Last week, the OSC’s Office of Economic Growth and Innovation unveiled the official list of participants in its first-ever Testlab to be conducted this spring. Under the initiative, the office sets out specific “problem statements” aimed at specific issues and opportunities it sees in Ontario’s capital markets, then calls on businesses to “experiment with innovative solutions” that could benefit businesses and investors in the province.

Among the inaugural list of participants is Mako Financial Technologies, a technology firm that helps implement intuitive client onboarding systems and workflows at wealth firms. The company will address the problem of “improving information sharing and enhancing client interactions” by developing and testing a solution to automate the workflow for refreshing KYC information, which will help wealth firms make timely and relevant investment recommendations.

“The KYC refresh is the forgotten younger brother of KYC,” says Raphael Bouskila, founder and CEO at Mako. “Traditionally, the advisor would fill out the forms to get to know their client’s circumstances once. After that, the advisor has to chase the client on a recurring basis to have them fill out more forms, and it becomes a burden for both parties.”

It’s a necessary burden. As they get older and go through life changes – marriage, parenthood, or a death in the family, among others – clients’ investment suitability and risk profiles will change over time. At the same time, regulators have been increasingly holding firms to account for updating clients’ information.

In a survey of registrants conducted a few years ago, the Alberta Securities Commission (ASC) found the KYC refresh was among the top systemic issues where the industry was falling short of the standards required of them. Since then, other regulators have been stepping up their reviews of firms to verify whether advisors are actively getting updated information from their clients. Following the introduction of the client-focused reforms, there’s also new guidance expected around how firms should be doing the KYC refresh on an ongoing basis.

“In the past, firms have responded to the regulatory pressure by complying, but not really meeting the spirit of why the refresh needs to be done,” Bouskila says. “In many cases, advisors would just email the KYC form to a client and essentially ask if anything has changed. The two responses clients tend to default to are to just say nothing’s changed, without really thinking about it, or to just ignore the email.”

While the Testlab offers a sandbox that allows certain exceptional permissions to technology providers, Bouskila says his firm seeks to innovate strictly within the confines of what’s permitted already within existing regulations. In other words, its guiding motivation will be to strike a balance between fulfilling regulatory obligations while still minimizing the pain for investors that have to provide their information.

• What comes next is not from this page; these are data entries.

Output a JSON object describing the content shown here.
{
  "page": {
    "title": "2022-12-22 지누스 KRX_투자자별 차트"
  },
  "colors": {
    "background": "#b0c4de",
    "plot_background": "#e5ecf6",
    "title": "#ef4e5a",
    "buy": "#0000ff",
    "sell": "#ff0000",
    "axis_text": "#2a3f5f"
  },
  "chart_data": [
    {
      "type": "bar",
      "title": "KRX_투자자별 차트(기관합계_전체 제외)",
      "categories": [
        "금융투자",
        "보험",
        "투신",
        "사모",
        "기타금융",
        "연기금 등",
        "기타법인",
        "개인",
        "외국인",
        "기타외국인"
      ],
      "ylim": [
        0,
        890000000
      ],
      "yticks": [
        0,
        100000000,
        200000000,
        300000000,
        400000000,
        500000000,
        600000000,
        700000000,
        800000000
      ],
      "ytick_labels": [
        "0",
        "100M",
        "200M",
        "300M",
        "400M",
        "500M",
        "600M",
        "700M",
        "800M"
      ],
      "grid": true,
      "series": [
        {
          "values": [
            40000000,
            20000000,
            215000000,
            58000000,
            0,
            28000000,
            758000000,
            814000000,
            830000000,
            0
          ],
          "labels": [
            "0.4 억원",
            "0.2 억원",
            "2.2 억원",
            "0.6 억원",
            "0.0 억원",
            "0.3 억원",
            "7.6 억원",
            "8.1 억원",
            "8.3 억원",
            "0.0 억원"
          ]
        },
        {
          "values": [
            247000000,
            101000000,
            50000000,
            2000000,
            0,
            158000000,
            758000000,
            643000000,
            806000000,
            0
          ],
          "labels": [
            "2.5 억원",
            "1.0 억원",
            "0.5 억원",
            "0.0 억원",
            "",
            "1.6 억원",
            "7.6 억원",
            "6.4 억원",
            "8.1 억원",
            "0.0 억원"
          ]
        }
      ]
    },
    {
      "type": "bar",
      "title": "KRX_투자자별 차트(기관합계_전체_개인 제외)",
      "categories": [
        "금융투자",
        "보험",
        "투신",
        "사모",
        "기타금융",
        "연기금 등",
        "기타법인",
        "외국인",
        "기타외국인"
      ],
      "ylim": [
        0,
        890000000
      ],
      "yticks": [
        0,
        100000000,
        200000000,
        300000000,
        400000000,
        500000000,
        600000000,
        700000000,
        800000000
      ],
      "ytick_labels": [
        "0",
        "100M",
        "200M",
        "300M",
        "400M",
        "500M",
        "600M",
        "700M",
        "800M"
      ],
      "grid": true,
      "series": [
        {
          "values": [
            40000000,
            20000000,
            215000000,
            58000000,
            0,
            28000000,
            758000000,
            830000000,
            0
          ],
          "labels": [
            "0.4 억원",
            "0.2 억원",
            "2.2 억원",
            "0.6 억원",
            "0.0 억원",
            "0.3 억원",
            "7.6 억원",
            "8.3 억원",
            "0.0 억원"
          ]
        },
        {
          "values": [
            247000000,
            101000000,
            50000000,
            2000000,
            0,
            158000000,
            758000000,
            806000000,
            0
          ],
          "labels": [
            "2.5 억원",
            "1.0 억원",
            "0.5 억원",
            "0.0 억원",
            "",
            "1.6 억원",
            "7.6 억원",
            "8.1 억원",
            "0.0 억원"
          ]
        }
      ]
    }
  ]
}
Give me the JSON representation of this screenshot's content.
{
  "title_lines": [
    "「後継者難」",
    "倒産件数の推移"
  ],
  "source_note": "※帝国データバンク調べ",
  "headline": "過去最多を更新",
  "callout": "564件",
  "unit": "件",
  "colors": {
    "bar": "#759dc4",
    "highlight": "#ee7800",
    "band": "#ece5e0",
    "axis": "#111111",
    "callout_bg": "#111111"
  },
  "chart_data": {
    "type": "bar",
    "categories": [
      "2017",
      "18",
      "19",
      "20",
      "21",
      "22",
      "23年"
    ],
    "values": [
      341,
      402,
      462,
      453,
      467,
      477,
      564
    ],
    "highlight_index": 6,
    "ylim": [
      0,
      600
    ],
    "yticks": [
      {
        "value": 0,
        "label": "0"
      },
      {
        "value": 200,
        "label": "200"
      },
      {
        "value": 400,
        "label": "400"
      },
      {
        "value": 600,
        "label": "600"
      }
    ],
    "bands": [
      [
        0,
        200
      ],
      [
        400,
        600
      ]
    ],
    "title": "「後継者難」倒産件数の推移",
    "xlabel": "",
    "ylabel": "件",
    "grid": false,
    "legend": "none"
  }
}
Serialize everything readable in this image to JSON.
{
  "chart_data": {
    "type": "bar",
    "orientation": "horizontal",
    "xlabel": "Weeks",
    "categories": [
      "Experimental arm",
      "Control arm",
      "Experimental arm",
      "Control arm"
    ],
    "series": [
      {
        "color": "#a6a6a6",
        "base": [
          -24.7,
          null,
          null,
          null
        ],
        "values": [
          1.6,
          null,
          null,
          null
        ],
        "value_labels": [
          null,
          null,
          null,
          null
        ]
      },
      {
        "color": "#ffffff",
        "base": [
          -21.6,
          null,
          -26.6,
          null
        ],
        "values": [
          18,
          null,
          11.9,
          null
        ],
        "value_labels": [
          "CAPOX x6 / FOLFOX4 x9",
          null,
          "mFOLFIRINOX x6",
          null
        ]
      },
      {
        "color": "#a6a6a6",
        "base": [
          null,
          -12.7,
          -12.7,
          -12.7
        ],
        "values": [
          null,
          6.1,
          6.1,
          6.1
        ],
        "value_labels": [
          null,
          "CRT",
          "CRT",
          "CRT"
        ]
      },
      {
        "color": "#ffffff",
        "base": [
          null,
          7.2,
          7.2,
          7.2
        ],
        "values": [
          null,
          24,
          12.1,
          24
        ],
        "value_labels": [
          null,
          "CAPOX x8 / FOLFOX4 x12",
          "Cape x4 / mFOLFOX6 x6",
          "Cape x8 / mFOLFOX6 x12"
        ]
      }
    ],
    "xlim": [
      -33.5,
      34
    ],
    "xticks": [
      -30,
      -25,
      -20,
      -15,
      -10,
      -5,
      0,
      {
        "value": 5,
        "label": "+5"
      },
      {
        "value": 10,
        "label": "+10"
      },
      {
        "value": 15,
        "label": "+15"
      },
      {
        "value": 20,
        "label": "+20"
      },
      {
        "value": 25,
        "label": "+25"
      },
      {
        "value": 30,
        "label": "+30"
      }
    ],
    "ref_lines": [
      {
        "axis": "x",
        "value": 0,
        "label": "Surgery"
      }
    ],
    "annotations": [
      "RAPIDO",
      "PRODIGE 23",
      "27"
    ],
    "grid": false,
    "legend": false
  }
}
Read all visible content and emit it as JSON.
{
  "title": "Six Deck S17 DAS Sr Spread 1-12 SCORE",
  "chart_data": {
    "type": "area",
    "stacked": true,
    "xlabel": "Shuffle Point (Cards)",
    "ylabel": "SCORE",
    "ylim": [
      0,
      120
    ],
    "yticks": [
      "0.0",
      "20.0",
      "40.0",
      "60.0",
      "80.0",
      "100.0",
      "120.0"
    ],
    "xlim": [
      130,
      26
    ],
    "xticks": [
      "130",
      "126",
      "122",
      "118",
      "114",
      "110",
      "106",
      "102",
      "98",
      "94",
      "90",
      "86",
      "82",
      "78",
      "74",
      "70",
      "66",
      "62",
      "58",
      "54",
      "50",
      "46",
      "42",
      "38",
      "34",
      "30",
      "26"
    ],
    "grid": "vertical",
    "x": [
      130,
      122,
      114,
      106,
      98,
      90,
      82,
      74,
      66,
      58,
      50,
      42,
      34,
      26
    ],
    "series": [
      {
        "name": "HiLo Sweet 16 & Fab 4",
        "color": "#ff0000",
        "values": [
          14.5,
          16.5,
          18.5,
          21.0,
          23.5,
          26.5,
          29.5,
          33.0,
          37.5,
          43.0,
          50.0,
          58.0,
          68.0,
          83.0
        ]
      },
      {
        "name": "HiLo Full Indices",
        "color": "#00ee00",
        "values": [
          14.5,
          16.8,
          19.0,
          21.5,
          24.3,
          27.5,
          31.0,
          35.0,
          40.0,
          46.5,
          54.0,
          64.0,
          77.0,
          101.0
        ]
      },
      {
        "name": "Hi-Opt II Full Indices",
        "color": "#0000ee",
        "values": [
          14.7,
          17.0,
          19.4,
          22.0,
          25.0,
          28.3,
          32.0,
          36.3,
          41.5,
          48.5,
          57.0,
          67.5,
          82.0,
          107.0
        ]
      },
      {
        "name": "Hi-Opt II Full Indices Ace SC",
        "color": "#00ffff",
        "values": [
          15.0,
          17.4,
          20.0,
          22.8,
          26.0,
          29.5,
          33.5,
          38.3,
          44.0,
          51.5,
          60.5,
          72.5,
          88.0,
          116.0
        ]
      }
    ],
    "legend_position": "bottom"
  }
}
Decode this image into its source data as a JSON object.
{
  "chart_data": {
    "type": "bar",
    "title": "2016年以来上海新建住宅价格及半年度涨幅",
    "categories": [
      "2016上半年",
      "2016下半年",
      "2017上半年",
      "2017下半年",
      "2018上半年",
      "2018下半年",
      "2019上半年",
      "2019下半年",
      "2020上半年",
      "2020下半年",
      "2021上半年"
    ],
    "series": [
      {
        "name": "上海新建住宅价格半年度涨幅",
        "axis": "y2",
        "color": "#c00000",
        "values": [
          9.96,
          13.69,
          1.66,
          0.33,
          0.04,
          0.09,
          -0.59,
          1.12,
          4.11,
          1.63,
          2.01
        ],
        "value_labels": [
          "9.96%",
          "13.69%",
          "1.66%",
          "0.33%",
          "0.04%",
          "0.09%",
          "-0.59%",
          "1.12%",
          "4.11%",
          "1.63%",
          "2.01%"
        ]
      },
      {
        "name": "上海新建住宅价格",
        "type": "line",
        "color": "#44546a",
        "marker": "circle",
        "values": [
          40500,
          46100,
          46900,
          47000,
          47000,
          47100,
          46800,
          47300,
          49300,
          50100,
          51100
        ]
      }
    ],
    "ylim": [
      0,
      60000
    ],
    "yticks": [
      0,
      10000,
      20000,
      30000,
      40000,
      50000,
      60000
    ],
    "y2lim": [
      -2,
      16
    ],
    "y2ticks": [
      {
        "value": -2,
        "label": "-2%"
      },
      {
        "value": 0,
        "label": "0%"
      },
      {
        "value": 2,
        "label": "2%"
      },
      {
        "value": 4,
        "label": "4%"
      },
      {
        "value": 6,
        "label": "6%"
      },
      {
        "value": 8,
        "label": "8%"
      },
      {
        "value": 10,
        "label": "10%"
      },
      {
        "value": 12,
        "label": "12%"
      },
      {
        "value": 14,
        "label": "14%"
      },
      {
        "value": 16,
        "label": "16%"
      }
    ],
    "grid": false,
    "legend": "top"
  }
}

“At Mako, we focus on building intuitive, streamlined workflows that are custom-tailored to each of our clients,” he says. “The solution to that can include pulling data from different public APIs to reduce the friction of populating certain text fields. We’re also thinking about good, guided data flows that can allow the client to update information where it’s simplest for them to do so.”

Because Mako is based in Montreal, it filed its application to participate in the OSC Testlab jointly with Designed Securities, an Ontario-based independent wealth management platform. Designed will be Mako’s official partner in testing its KYC refresh solution.

“We’ll be receiving input from the OSC as we develop, test, and refine our KYC Refresh workflows with clients,” Bouskila says. “Any improved workflows we develop with the OSC’s guidance are going to be immediately available to Canada, regardless of who their principal regulator is.”